Toni Morrison
Love é o oitavo romance da americana Toni Morrison. Publicada nos EUA em 2003, esta obra só agora chega às bancas portuguesas com tradução de Maria João Freire de Andrade e chancela da Dom Quixote. Toni Morrison, nome artístico de Chloe Anthony Wofford, nasceu em 1931 no Estado americano do Ohio.
Tendo-se estreado na literatura em 1970, depressa granjeou a simpatia dos leitores e da crítica, quer pelo poder épico das suas obras, quer pela carga poética e riqueza expressiva com que retrata a América Negra. Com efeito, enquanto escritora e enquanto cidadã, esta afro-descendente revelou desde sempre uma sensibilidade apurada pelos direitos civis e pela igualdade entre raças. Com vários prémios literários no currículo, Toni Morrison foi consagrada com o Prémio Nobel da Literatura em 1993.
Ao longo de dez capítulos, o primeiro dos quais sem numeração e constituindo uma espécie de prefácio, Toni Morrison narra a história de três gerações da família Cosey. Bill Cosey, o patriarca falecido há já 25 anos no presente diegético, Heed a sua segunda esposa, Christine a sua neta (da mesma idade de Heed) e May, mãe de Christine e nora de Bill. A acção passa-se numa cidade costeira chamada Silk, perto de Up Beach, onde Bill possuíra nos anos 40 o Cosey’s Hotel and Resort, um hotel de luxo frequentado pela classe mais alta da sociedade negra americana, que oferecia bom clima, boa praia, boa música e bom ambiente.
A ascensão e o declínio desta família, plasmados no próprio edifício do hotel, são contados por duas vozes narrativas distintas. A obra começa e termina na primeira pessoa do singular e em itálico, com a voz de L, uma narradora homodiegética. L é a antiga cozinheira do hotel, uma testemunha privilegiada dos acontecimentos narrados e aquela que, logo no primeiro capítulo se apresenta como aquela que vai contar “uma velha história popular”, ou melhor, “apenas mais outra história inventada para assustar mulheres perversas e castigar crianças desobedientes” (p.17). No entanto, L nunca chega a revelar o seu nome, pelo que o próprio título do livro, mantido em inglês pela tradutora portuguesa, poderá ser interpretado como o nome por detrás da inicial L. A maior parte do enredo é, no entanto, relatado por um narrado heterodiegético na terceira pessoa. A genialidade da autora reside precisamente no modo como este narrador, omnisciente, se cola à perspectiva de diversas personagens para revelar as várias versões dos mesmos acontecimentos.
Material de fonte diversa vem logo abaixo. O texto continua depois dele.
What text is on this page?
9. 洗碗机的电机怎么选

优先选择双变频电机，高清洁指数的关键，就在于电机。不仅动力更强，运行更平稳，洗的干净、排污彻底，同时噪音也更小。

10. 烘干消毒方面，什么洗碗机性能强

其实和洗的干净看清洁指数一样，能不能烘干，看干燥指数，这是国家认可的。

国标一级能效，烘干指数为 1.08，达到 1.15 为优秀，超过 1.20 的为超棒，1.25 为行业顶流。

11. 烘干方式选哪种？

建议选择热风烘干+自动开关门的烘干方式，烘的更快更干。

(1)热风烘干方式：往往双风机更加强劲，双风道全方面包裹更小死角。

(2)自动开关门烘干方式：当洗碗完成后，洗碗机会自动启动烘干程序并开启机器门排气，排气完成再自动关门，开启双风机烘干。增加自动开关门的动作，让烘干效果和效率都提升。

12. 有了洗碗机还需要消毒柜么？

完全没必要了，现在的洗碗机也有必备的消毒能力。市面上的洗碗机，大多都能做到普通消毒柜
Dito de outro modo, o leitor é confrontado com várias visões da realidade e é a ele que cabe decidir em qual das versões deve acreditar. O poder de manipulação das palavras é extremamente exigente e só um leitor implicado poderá acompanhar o ritmo dialógico da narração.
Quanto à história propriamente dita, pode dizer-se que a narrativa começa com a chegada de Junior Viviane à Monarch Street, a rua onde se situa o palacete habitado e disputado por Heed e Christine. Estas duas mulheres, outrora amigas inseparáveis, vivem entregues a um sentimento de ódio e traição que elas próprias não sabem muito bem como ou por que razão começou. Será aliás a arqueologia dessa inimizade que funcionará como motor da narrativa. Junior Viviane é, por seu turno, uma espécie de quarta geração que, não estando unida pelos laços de sangue, é imediatamente acolhida no palacete e por lá ficará, também ela sequestrada pelo magnetismo do patriarca desaparecido.
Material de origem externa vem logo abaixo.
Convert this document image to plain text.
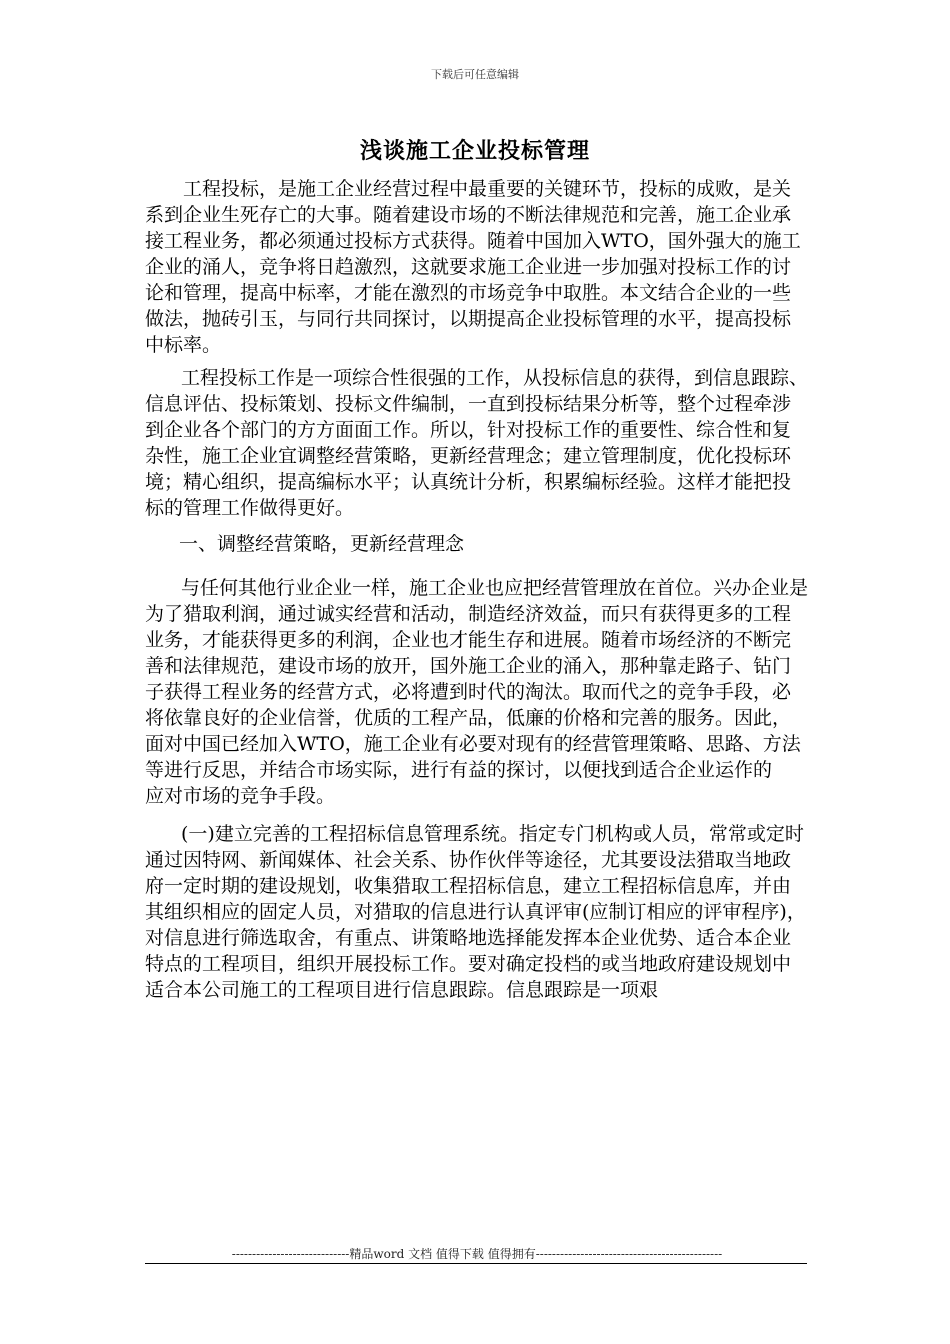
下载后可任意编辑
浅谈施工企业投标管理

工程投标，是施工企业经营过程中最重要的关键环节，投标的成败，是关系到企业生死存亡的大事。随着建设市场的不断法律规范和完善，施工企业承接工程业务，都必须通过投标方式获得。随着中国加入WTO，国外强大的施工企业的涌人，竞争将日趋激烈，这就要求施工企业进一步加强对投标工作的讨论和管理，提高中标率，才能在激烈的市场竞争中取胜。本文结合企业的一些做法，抛砖引玉，与同行共同探讨，以期提高企业投标管理的水平，提高投标中标率。

工程投标工作是一项综合性很强的工作，从投标信息的获得，到信息跟踪、信息评估、投标策划、投标文件编制，一直到投标结果分析等，整个过程牵涉到企业各个部门的方方面面工作。所以，针对投标工作的重要性、综合性和复杂性，施工企业宜调整经营策略，更新经营理念；建立管理制度，优化投标环境；精心组织，提高编标水平；认真统计分析，积累编标经验。这样才能把投标的管理工作做得更好。

一、调整经营策略，更新经营理念

与任何其他行业企业一样，施工企业也应把经营管理放在首位。兴办企业是为了猎取利润，通过诚实经营和活动，制造经济效益，而只有获得更多的工程业务，才能获得更多的利润，企业也才能生存和进展。随着市场经济的不断完善和法律规范，建设市场的放开，国外施工企业的涌入，那种靠走路子、钻门子获得工程业务的经营方式，必将遭到时代的淘汰。取而代之的竞争手段，必将依靠良好的企业信誉，优质的工程产品，低廉的价格和完善的服务。因此，面对中国已经加入WTO，施工企业有必要对现有的经营管理策略、思路、方法等进行反思，并结合市场实际，进行有益的探讨，以便找到适合企业运作的

应对市场的竞争手段。

(一)建立完善的工程招标信息管理系统。指定专门机构或人员，常常或定时通过因特网、新闻媒体、社会关系、协作伙伴等途径，尤其要设法猎取当地政府一定时期的建设规划，收集猎取工程招标信息，建立工程招标信息库，并由其组织相应的固定人员，对猎取的信息进行认真评审(应制订相应的评审程序)，对信息进行筛选取舍，有重点、讲策略地选择能发挥本企业优势、适合本企业特点的工程项目，组织开展投标工作。要对确定投档的或当地政府建设规划中适合本公司施工的工程项目进行信息跟踪。信息跟踪是一项艰

-----------------------------精品word 文档 值得下载 值得拥有----------------------------------------------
Em cada capítulo, a história desta família vai sendo reescrita, explicada, expandida e refeita. As peças perdidas de um passado impossível de alterar, vão sendo descobertas e encaixadas como se de um puzzle se tratasse. O olhar do narrador heterodiegético é necessariamente caleidoscópico, pois só um olhar assim poderia almejar atingir os interstícios da realidade e trazer à luz do dia o amor que subjaz a todo o ódio que povoa o presente. O amor extremo impediu, no passado, a comunicação entre as personagens. Esse amor sem palavras tomou a forma de um ódio destruidor e homicida.
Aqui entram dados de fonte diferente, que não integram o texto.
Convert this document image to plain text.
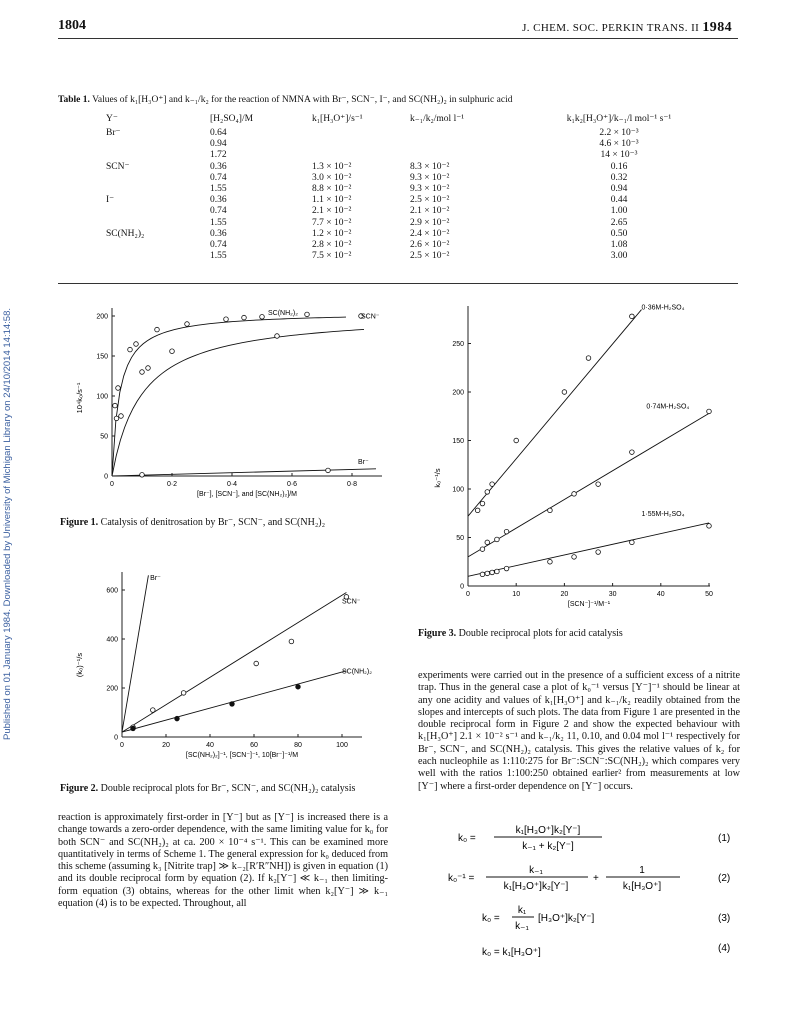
1804	J. CHEM. SOC. PERKIN TRANS. II 1984
Published on 01 January 1984. Downloaded by University of Michigan Library on 24/10/2014 14:14:58.
Table 1. Values of k₁[H₃O⁺] and k₋₁/k₂ for the reaction of NMNA with Br⁻, SCN⁻, I⁻, and SC(NH₂)₂ in sulphuric acid
Y⁻	[H₂SO₄]/M	k₁[H₃O⁺]/s⁻¹	k₋₁/k₂/mol l⁻¹	k₁k₂[H₃O⁺]/k₋₁/l mol⁻¹ s⁻¹
Br⁻	0.64			2.2 × 10⁻³
	0.94			4.6 × 10⁻³
	1.72			14 × 10⁻³
SCN⁻	0.36	1.3 × 10⁻²	8.3 × 10⁻²	0.16
	0.74	3.0 × 10⁻²	9.3 × 10⁻²	0.32
	1.55	8.8 × 10⁻²	9.3 × 10⁻²	0.94
I⁻	0.36	1.1 × 10⁻²	2.5 × 10⁻²	0.44
	0.74	2.1 × 10⁻²	2.1 × 10⁻²	1.00
	1.55	7.7 × 10⁻²	2.9 × 10⁻²	2.65
SC(NH₂)₂	0.36	1.2 × 10⁻²	2.4 × 10⁻²	0.50
	0.74	2.8 × 10⁻²	2.6 × 10⁻²	1.08
	1.55	7.5 × 10⁻²	2.5 × 10⁻²	3.00
0	0·2	0·4	0·6	0·8
0
50
100
150
200
[Br⁻], [SCN⁻], and [SC(NH₂)₂]/M
10⁴k₀/s⁻¹
SC(NH₂)₂	SCN⁻
Br⁻
Figure 1. Catalysis of denitrosation by Br⁻, SCN⁻, and SC(NH₂)₂
0	20	40	60	80	100
0
200
400
600
[SC(NH₂)₂]⁻¹, [SCN⁻]⁻¹, 10[Br⁻]⁻¹/M
(k₀)⁻¹/s
Br⁻
SCN⁻
SC(NH₂)₂
Figure 2. Double reciprocal plots for Br⁻, SCN⁻, and SC(NH₂)₂ catalysis
0	10	20	30	40	50
0
50
100
150
200
250
[SCN⁻]⁻¹/M⁻¹
k₀⁻¹/s
0·36M-H₂SO₄
0·74M-H₂SO₄
1·55M-H₂SO₄
Figure 3. Double reciprocal plots for acid catalysis
reaction is approximately first-order in [Y⁻] but as [Y⁻] is increased there is a change towards a zero-order dependence, with the same limiting value for k₀ for both SCN⁻ and SC(NH₂)₂ at ca. 200 × 10⁻⁴ s⁻¹. This can be examined more quantitatively in terms of Scheme 1. The general expression for k₀ deduced from this scheme (assuming k₃ [Nitrite trap] ≫ k₋₂[R′R″NH]) is given in equation (1) and its double reciprocal form by equation (2). If k₂[Y⁻] ≪ k₋₁ then limiting-form equation (3) obtains, whereas for the other limit when k₂[Y⁻] ≫ k₋₁ equation (4) is to be expected. Throughout, all
experiments were carried out in the presence of a sufficient excess of a nitrite trap. Thus in the general case a plot of k₀⁻¹ versus [Y⁻]⁻¹ should be linear at any one acidity and values of k₁[H₃O⁺] and k₋₁/k₂ readily obtained from the slopes and intercepts of such plots. The data from Figure 1 are presented in the double reciprocal form in Figure 2 and show the expected behaviour with k₁[H₃O⁺] 2.1 × 10⁻² s⁻¹ and k₋₁/k₂ 11, 0.10, and 0.04 mol l⁻¹ respectively for Br⁻, SCN⁻, and SC(NH₂)₂ catalysis. This gives the relative values of k₂ for each nucleophile as 1:110:275 for Br⁻:SCN⁻:SC(NH₂)₂ which compares very well with the ratios 1:100:250 obtained earlier² from measurements at low [Y⁻] where a first-order dependence on [Y⁻] occurs.
k₀ =
k₁[H₃O⁺]k₂[Y⁻]
k₋₁ + k₂[Y⁻]
(1)
k₀⁻¹ =
k₋₁
k₁[H₃O⁺]k₂[Y⁻]
+
1
k₁[H₃O⁺]
(2)
k₀ =
k₁
k₋₁
[H₃O⁺]k₂[Y⁻]	(3)
k₀ = k₁[H₃O⁺]	(4)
A pouco e pouco, o leitor vai ouvindo falar de outras mulheres que se cruzaram no caminho da família Cosey. Julia, a primeira mulher de Bill, morre quando o filho destes tem apenas doze anos. Já adulto, Billy Boy, o único filho de Cosey, casa com May, uma rapariga da classe média, filha de um pregador itinerante. Anos mais tarde, conhece a melhor amiga da neta Christine, Heed, e casa com a menina de apenas 11 anos. Este casamento choca a família e a comunidade, mas o poder e o dinheiro de Bill permitem-lhe fazer o que quer, sem se preocupar com o que os outros dizem. Será esta união perversa e imoral de um homem com uma criança que irá acelerar o trágico destino da família. May, a nora que entretanto fica viúva, sente o seu poder diminuído e a herança da filha ameaçada. Ela acaba com a amizade das duas crianças e torna a vida de Heed num inferno.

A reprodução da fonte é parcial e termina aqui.